Fractals: they’re gorgeous, seemingly simple and yet infinitely complex. But they’re not just pretty to look at --what if we could harness the mathematics of these fascinating patterns...and use them to totally transform our electronics?
But first, we need to cover what fractals are. A fractal is a ‘self-similar’ shape, so if you zoom into it, you will see that same shape again. Take a fern --each little frond is a miniature replica of the larger plant. Or take Romanesco broccoli, a snowflake, or even the blood vessels in your lungs. Each smaller part looks like a miniature version of the whole.
But the thing about fractals in nature is that they are not mathematically perfect. The mini version of the fern leaf may differ slightly from the whole. Plus, if you zoom in enough you’ll hit the cellular, molecular, and atomic levels that don’t adhere to the pattern. There’s only so far you can go before the fractal breaks down.

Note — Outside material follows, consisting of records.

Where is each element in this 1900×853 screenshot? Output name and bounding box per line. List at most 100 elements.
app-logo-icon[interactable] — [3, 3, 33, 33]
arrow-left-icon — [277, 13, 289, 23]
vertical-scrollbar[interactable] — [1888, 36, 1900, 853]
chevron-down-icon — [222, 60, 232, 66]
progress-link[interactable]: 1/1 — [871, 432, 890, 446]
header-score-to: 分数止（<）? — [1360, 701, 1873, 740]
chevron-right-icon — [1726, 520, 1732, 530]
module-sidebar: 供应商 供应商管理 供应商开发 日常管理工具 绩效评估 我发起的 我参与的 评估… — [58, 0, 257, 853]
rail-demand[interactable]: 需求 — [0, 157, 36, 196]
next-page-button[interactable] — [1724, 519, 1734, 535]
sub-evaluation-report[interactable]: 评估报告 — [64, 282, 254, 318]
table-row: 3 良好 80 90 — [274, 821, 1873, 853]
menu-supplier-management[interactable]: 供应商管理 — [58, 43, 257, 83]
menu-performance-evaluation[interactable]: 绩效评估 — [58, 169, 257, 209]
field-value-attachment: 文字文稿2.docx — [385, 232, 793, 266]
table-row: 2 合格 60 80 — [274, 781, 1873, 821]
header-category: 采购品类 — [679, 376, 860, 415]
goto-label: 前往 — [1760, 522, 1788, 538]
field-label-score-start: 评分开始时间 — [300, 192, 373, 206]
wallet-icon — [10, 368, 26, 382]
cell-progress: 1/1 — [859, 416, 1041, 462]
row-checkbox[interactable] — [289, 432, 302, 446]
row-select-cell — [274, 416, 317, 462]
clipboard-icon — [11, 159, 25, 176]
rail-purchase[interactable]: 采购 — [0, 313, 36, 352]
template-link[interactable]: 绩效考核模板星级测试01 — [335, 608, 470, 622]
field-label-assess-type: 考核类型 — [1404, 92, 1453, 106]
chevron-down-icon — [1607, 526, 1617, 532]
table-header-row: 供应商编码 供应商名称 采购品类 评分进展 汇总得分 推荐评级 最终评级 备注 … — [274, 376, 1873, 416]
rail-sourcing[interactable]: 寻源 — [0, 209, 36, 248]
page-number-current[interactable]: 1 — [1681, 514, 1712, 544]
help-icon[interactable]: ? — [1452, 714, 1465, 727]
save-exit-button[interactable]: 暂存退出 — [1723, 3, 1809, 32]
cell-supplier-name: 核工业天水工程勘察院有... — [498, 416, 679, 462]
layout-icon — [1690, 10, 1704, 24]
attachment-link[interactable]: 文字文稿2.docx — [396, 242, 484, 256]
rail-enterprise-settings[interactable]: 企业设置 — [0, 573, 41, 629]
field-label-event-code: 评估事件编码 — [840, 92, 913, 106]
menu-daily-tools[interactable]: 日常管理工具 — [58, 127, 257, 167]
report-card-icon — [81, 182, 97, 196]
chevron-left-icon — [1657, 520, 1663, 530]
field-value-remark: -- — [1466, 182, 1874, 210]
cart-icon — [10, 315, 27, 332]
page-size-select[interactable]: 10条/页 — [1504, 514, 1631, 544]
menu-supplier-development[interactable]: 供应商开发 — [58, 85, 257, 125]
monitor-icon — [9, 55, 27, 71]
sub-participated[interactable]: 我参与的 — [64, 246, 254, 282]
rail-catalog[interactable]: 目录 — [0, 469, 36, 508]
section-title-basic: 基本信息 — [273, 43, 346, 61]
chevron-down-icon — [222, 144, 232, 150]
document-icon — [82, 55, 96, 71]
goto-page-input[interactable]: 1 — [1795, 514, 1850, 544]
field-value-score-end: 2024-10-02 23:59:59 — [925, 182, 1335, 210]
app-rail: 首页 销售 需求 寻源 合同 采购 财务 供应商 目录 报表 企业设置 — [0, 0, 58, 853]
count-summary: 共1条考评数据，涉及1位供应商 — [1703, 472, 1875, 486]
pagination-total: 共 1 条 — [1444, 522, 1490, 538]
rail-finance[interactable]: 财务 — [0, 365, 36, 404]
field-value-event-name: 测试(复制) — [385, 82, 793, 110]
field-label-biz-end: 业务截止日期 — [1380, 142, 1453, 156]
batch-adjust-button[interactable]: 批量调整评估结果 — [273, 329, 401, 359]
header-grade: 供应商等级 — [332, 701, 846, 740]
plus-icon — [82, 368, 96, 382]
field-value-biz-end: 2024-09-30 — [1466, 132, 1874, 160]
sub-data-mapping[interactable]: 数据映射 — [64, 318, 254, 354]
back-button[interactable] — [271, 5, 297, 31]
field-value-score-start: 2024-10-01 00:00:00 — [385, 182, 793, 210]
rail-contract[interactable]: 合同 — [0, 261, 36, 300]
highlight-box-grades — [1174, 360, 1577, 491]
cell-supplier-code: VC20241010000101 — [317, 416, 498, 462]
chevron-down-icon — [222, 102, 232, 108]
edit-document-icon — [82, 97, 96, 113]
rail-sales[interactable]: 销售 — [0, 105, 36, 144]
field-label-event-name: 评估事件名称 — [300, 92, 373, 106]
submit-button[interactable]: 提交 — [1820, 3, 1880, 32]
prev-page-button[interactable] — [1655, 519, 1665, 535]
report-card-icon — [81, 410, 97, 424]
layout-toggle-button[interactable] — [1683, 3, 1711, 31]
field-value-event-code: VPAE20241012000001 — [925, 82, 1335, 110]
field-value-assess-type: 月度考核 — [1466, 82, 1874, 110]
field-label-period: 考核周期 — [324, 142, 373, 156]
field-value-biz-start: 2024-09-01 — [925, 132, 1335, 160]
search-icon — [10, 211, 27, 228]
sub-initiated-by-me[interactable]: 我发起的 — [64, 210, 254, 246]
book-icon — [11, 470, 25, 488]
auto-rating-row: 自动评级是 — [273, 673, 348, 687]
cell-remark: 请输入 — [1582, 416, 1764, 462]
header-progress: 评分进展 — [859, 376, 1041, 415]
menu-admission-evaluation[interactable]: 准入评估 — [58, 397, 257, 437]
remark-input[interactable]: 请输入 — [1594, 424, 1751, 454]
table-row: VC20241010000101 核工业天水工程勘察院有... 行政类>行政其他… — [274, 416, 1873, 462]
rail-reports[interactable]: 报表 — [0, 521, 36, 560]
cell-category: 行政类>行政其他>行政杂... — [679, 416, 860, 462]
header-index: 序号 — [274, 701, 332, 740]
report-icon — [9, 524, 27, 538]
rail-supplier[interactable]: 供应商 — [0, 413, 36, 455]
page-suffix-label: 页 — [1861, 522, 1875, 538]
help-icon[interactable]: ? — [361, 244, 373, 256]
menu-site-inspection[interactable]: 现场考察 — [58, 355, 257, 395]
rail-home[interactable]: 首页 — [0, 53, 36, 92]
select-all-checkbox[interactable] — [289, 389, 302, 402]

That’s in contrast to pure fractals that are mathematically infinite. These are the kind used to create those screensavers you’ve probably seen, the most famous being the Mandelbrot set. This visualization is the result of a relatively simple math formula that includes something called recursion, which applies the same mathematical step to each further iteration of the shape.
Short Summary: Fractals aren’t just crazy cool mathematically infinite shapes. They might just have the capacity to revolutionize modern electronics as we know it.